The smashed lightbulb will bring you a great portion of luck.
I see a mermaid.
I see scissors.
I see an e-scooter.
Tomato means love is around the corner.
I see a keyhole.
I see a very long nail.
I see a dragon.
I see a baguette. I see a baguette in a handbag.
Baguette is bread, and bread is an important experience you’ve had, now coming to an end. I see a bus. Bus 69.
I see you riding this bus to a place starting with P.
P like Panorama. 

Lucia Graf , 2022

Monday, April 10, 2023

Things


What happened is, we grew lonely

living among the things,

so we gave the clock a face,

the chair a back,

the table four stout legs

which will never suffer fatigue.


We fitted our shoes with tongues

as smooth as our own

and hung tongues inside bells

so we could listen

to their emotional language,


and because we loved graceful profiles

the pitcher received a lip,

the bottle a long, slender neck.


Even what was beyond us

was recast in our image;

we gave the country a heart,

the storm an eye,

the cave a mouth

so we could pass into safety.


Lisel Mueller, 1996



Monday, April 3, 2023

You say you want a revolution…


Edward Ludlam’s name didn’t do the decent thing and die with its owner in the summer of 1776. Instead it emerged rudely triumphant more than 30 years after Edward – or Ned – was laid to rest at St Mary’s Church in Anstey.

If the name rings a bell, it’s because Ned Ludd was once used as a signatory by smash-happy men and women across Leicestershire, Derbyshire and Nottinghamshire. Men and women who were out of work because new knitting and stocking machines had taken their jobs.

During five years of hardship and strife, many a wooden frame was chopped to bits. Who dunnit? Ned Ludd dunnit officer. Duh.

Dead Ned’s name was to plague those technology-savvy industrialists who had brought poverty to thousands of families across the East Midlands. Threatening letters were sent to factory owners signed Ned Ludd, General Ludd and King Ludd.

The Luddites, as they now called themselves, destroyed 200 new stocking frames in one three-week period in early 1811. In the East Midlands, the heart of the country’s textile industry, the fighting spread from Nottinghamshire and then to Leicestershire and Derbyshire.
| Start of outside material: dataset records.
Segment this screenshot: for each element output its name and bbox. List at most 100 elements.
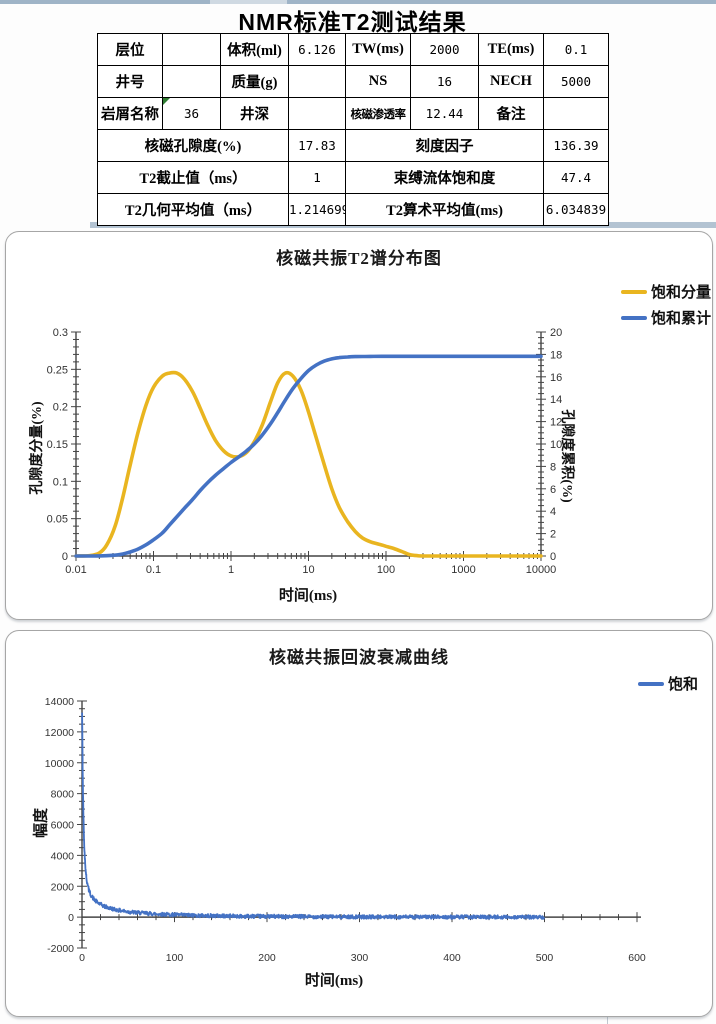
echo-decay-chart[interactable]: 核磁共振回波衰减曲线 饱和 幅度 时间(ms) -2000 0 2000 4000 60… <box>5 630 713 1017</box>
cell-value[interactable]: 2000 <box>410 33 479 66</box>
cell-label[interactable]: 层位 <box>97 33 163 66</box>
cell-label[interactable]: TE(ms) <box>478 33 544 66</box>
right-tick-label: 18 <box>550 349 562 361</box>
y-tick-label: 0 <box>68 912 74 924</box>
cell-value[interactable] <box>162 65 221 98</box>
cell-label[interactable]: NS <box>345 65 411 98</box>
cell-value[interactable]: 1.214699 <box>288 193 346 226</box>
t2-spectrum-chart[interactable]: 核磁共振T2谱分布图 饱和分量 饱和累计 孔隙度分量(%) 孔隙度累积(%) 时… <box>5 231 713 620</box>
chart-title: 核磁共振回波衰减曲线 <box>269 648 449 667</box>
right-tick-label: 10 <box>550 439 562 451</box>
cell-value[interactable]: 36 <box>162 97 221 130</box>
cell-label[interactable]: 体积(ml) <box>220 33 289 66</box>
right-tick-label: 16 <box>550 372 562 384</box>
cell-value[interactable]: 12.44 <box>410 97 479 130</box>
cell-value[interactable]: 17.83 <box>288 129 346 162</box>
chart-title: 核磁共振T2谱分布图 <box>276 249 442 268</box>
cell-value[interactable]: 47.4 <box>543 161 609 194</box>
cell-label[interactable]: 井号 <box>97 65 163 98</box>
left-tick-label: 0.25 <box>47 364 68 376</box>
y-tick-label: 6000 <box>51 820 75 832</box>
y-tick-label: 14000 <box>45 696 74 708</box>
legend-item-saturation[interactable]: 饱和 <box>638 673 698 694</box>
x-tick-label: 1 <box>228 564 234 576</box>
cell-label[interactable]: 井深 <box>220 97 289 130</box>
x-tick-label: 400 <box>443 952 461 964</box>
table-row: T2几何平均值（ms） 1.214699 T2算术平均值(ms) 6.03483… <box>97 193 609 226</box>
cell-label[interactable]: TW(ms) <box>345 33 411 66</box>
cell-label[interactable]: 束缚流体饱和度 <box>345 161 544 194</box>
cell-value[interactable] <box>288 97 346 130</box>
x-tick-label: 600 <box>628 952 646 964</box>
right-tick-label: 4 <box>550 506 556 518</box>
table-row: 核磁孔隙度(%) 17.83 刻度因子 136.39 <box>97 129 609 162</box>
left-tick-label: 0.3 <box>53 327 68 339</box>
t2-spectrum-plot: 0 0.05 0.1 0.15 0.2 0.25 0.3 0 2 4 6 8 10 12 14 16 18 20 0… <box>47 327 563 576</box>
cell-label[interactable]: 岩屑名称 <box>97 97 163 130</box>
legend-label: 饱和分量 <box>651 285 712 301</box>
cell-label[interactable]: 质量(g) <box>220 65 289 98</box>
cell-label[interactable]: T2算术平均值(ms) <box>345 193 544 226</box>
left-tick-label: 0.1 <box>53 476 68 488</box>
legend-item-saturation-component[interactable]: 饱和分量 <box>621 281 711 302</box>
legend-item-saturation-cumulative[interactable]: 饱和累计 <box>621 307 711 328</box>
left-tick-label: 0.15 <box>47 439 68 451</box>
x-tick-label: 1000 <box>451 564 475 576</box>
cell-label[interactable]: T2几何平均值（ms） <box>97 193 289 226</box>
right-tick-label: 8 <box>550 461 556 473</box>
cell-value[interactable] <box>288 65 346 98</box>
x-tick-label: 200 <box>258 952 276 964</box>
x-tick-label: 10000 <box>526 564 557 576</box>
left-axis-title: 孔隙度分量(%) <box>30 401 45 495</box>
right-tick-label: 14 <box>550 394 562 406</box>
table-row: 井号 质量(g) NS 16 NECH 5000 <box>97 65 609 98</box>
y-tick-label: 12000 <box>45 727 74 739</box>
top-strip <box>287 0 716 4</box>
x-tick-label: 300 <box>351 952 369 964</box>
y-tick-label: 10000 <box>45 758 74 770</box>
right-tick-label: 2 <box>550 529 556 541</box>
left-tick-label: 0 <box>62 551 68 563</box>
legend-label: 饱和累计 <box>651 311 712 327</box>
x-tick-label: 0.01 <box>65 564 86 576</box>
legend-line-swatch <box>621 289 647 294</box>
echo-decay-plot: -2000 0 2000 4000 6000 8000 10000 12000 14000 0 10… <box>45 696 646 964</box>
cell-value[interactable]: 1 <box>288 161 346 194</box>
cell-value[interactable]: 136.39 <box>543 129 609 162</box>
x-tick-label: 100 <box>166 952 184 964</box>
y-tick-label: 8000 <box>51 789 75 801</box>
cell-value[interactable]: 16 <box>410 65 479 98</box>
series-饱和分量 <box>74 370 543 558</box>
grid-line <box>607 1013 608 1024</box>
cell-label[interactable]: T2截止值（ms） <box>97 161 289 194</box>
x-axis-title: 时间(ms) <box>278 588 338 604</box>
cell-label[interactable]: NECH <box>478 65 544 98</box>
x-tick-label: 100 <box>377 564 395 576</box>
top-strip-light <box>210 0 287 4</box>
cell-value[interactable]: 6.034839 <box>543 193 609 226</box>
y-tick-label: -2000 <box>47 943 74 955</box>
top-strip <box>0 0 210 4</box>
right-tick-label: 0 <box>550 551 556 563</box>
cell-value[interactable] <box>162 33 221 66</box>
cell-label[interactable]: 核磁渗透率 <box>345 97 411 130</box>
x-axis-title: 时间(ms) <box>304 973 364 989</box>
cell-value[interactable]: 5000 <box>543 65 609 98</box>
parameter-table: 层位 体积(ml) 6.126 TW(ms) 2000 TE(ms) 0.1 井… <box>97 33 609 226</box>
right-tick-label: 12 <box>550 417 562 429</box>
cell-label[interactable]: 核磁孔隙度(%) <box>97 129 289 162</box>
left-tick-label: 0.2 <box>53 402 68 414</box>
table-row: T2截止值（ms） 1 束缚流体饱和度 47.4 <box>97 161 609 194</box>
cell-label[interactable]: 备注 <box>478 97 544 130</box>
cell-value[interactable]: 0.1 <box>543 33 609 66</box>
x-tick-label: 0 <box>79 952 85 964</box>
right-tick-label: 20 <box>550 327 562 339</box>
cell-value[interactable] <box>543 97 609 130</box>
y-tick-label: 2000 <box>51 881 75 893</box>
cell-value[interactable]: 6.126 <box>288 33 346 66</box>
cell-label[interactable]: 刻度因子 <box>345 129 544 162</box>
x-tick-label: 10 <box>302 564 314 576</box>
legend-line-swatch <box>621 315 647 320</box>
legend-line-swatch <box>638 681 664 686</box>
Parliament, as it is wont to do, cruelly rounded on the starving and desperate, passing legislation which made damaging machines punishable by death. At this time, almost 90 per cent of the 20,000 stocking frames in use in the country were located in the region, with records showing almost 12,000 were in Leicestershire.
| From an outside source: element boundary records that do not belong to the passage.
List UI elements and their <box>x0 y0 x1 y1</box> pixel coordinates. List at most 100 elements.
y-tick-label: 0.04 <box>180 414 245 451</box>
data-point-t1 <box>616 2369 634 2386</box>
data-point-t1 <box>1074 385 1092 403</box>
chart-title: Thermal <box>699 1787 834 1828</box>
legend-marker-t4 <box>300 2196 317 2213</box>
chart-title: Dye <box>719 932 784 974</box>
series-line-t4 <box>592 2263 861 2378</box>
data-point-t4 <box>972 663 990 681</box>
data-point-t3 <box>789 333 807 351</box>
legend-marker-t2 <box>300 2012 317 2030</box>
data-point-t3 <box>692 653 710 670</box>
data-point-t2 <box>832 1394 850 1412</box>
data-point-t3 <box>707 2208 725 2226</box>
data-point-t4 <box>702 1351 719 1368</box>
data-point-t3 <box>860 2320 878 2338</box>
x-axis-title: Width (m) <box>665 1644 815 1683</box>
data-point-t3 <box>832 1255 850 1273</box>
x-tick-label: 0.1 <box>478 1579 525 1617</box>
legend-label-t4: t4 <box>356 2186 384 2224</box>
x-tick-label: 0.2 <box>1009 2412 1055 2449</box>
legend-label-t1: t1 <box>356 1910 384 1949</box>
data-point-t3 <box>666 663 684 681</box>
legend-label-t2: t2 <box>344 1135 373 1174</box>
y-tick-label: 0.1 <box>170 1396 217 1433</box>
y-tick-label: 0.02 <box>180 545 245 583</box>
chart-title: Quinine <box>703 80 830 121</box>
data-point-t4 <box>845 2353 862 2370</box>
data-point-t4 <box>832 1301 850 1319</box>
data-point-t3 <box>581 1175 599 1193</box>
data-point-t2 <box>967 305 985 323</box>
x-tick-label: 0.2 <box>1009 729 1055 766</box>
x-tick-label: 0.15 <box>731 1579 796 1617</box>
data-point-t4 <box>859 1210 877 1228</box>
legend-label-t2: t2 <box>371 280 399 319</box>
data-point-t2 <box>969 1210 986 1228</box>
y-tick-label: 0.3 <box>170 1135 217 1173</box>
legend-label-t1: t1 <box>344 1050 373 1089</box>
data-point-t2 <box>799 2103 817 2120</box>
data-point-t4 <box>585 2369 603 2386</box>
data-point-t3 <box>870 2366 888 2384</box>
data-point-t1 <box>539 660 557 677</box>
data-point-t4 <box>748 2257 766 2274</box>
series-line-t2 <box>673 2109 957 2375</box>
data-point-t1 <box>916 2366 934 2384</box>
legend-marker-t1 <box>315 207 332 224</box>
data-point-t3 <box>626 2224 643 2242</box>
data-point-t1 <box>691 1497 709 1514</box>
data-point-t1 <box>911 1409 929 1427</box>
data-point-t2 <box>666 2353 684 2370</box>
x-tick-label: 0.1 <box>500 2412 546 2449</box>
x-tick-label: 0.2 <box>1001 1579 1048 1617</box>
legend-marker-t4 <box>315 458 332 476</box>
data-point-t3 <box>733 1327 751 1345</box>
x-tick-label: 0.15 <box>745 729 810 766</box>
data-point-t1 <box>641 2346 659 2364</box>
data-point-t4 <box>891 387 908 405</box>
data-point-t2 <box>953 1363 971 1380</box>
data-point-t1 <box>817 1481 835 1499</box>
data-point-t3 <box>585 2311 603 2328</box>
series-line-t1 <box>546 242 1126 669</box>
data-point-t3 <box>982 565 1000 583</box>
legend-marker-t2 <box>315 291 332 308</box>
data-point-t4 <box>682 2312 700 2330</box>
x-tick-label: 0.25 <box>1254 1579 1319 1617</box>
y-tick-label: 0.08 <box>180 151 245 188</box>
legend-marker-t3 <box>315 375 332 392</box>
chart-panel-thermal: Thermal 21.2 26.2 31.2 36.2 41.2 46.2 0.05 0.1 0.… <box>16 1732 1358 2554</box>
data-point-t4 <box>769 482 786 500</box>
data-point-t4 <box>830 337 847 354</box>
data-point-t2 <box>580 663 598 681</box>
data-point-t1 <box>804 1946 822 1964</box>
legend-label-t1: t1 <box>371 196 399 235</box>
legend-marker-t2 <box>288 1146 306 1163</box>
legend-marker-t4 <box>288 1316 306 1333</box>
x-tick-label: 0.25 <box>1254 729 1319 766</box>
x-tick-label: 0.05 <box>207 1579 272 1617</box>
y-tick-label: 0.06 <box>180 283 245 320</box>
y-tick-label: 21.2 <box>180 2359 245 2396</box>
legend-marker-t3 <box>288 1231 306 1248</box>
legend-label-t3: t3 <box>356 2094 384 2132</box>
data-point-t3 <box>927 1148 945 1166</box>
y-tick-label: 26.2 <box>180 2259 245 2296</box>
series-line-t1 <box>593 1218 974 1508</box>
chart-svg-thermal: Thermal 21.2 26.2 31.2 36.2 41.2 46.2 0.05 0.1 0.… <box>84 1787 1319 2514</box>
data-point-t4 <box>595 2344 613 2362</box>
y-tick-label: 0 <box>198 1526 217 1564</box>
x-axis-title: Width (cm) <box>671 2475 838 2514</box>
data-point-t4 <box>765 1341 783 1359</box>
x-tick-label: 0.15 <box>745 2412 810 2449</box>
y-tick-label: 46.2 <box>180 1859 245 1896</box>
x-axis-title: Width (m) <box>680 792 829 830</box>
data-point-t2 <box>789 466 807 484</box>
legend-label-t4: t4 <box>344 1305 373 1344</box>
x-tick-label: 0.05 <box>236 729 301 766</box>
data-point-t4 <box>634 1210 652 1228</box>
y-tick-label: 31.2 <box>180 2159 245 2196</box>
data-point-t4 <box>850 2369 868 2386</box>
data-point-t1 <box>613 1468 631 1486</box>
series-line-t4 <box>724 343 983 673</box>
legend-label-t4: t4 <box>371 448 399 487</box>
Lord Byron, quite possibly the sexiest person who ever lived, was one of the few MPs to speak in defence of the starving people in his native Midlands. Byron, FYI, was a Nottinghamshire lad.

And factory owners, we know, had good cause to worry about their safety.

In 2006, underground passages and a chamber were found beneath a house in Loughborough that once belonged to lace magnate John Heathcote.

Heathcote had good reason to fear the Luddites – they had already destroyed a lace mill of his in Loughborough in 1816. But with all this, the mystery still remains – why did the Luddites take Ned Ludlam’s name?

It was a cover name, the same as Robin Hood,” local history enthusiast Brian Kibble told the Mercury in 2006.

They used it to protect their real names. The Luddites supposedly got their name by the actions of Ned Lud, or Edward Ludlam, from Anstey.

Ned, well, he wasn’t quite all there, and that is one of the stories that has come down.

There’s a story that he’d been teased by local children, and he chased them and he lost them. And, apparently, in his frustration, in one of the cottages, he smashed up this knitter’s frame.

The other legend was that he was the son of a knitting frame worker and his father had chastised him one day and, in revenge, he smashed up the frame.

Whatever the truth,” says Brian, “somewhere along the line he seems to have been responsible for smashing up machinery.”

Ned’s name lived on in the village down the years.

Apparently,” chortles Brian, “it used to be a saying in the village that if something was broken or damaged it had been Ned Ludded.”

Ever since, “Luddite” has been a Leicestershire-inspired entry in the Oxford English Dictionary. One, as a word for the English workers who fought for their jobs between 1811 and 1816, and now, more commonly, a disparaging word used for those opposed to or uneasy with new technology.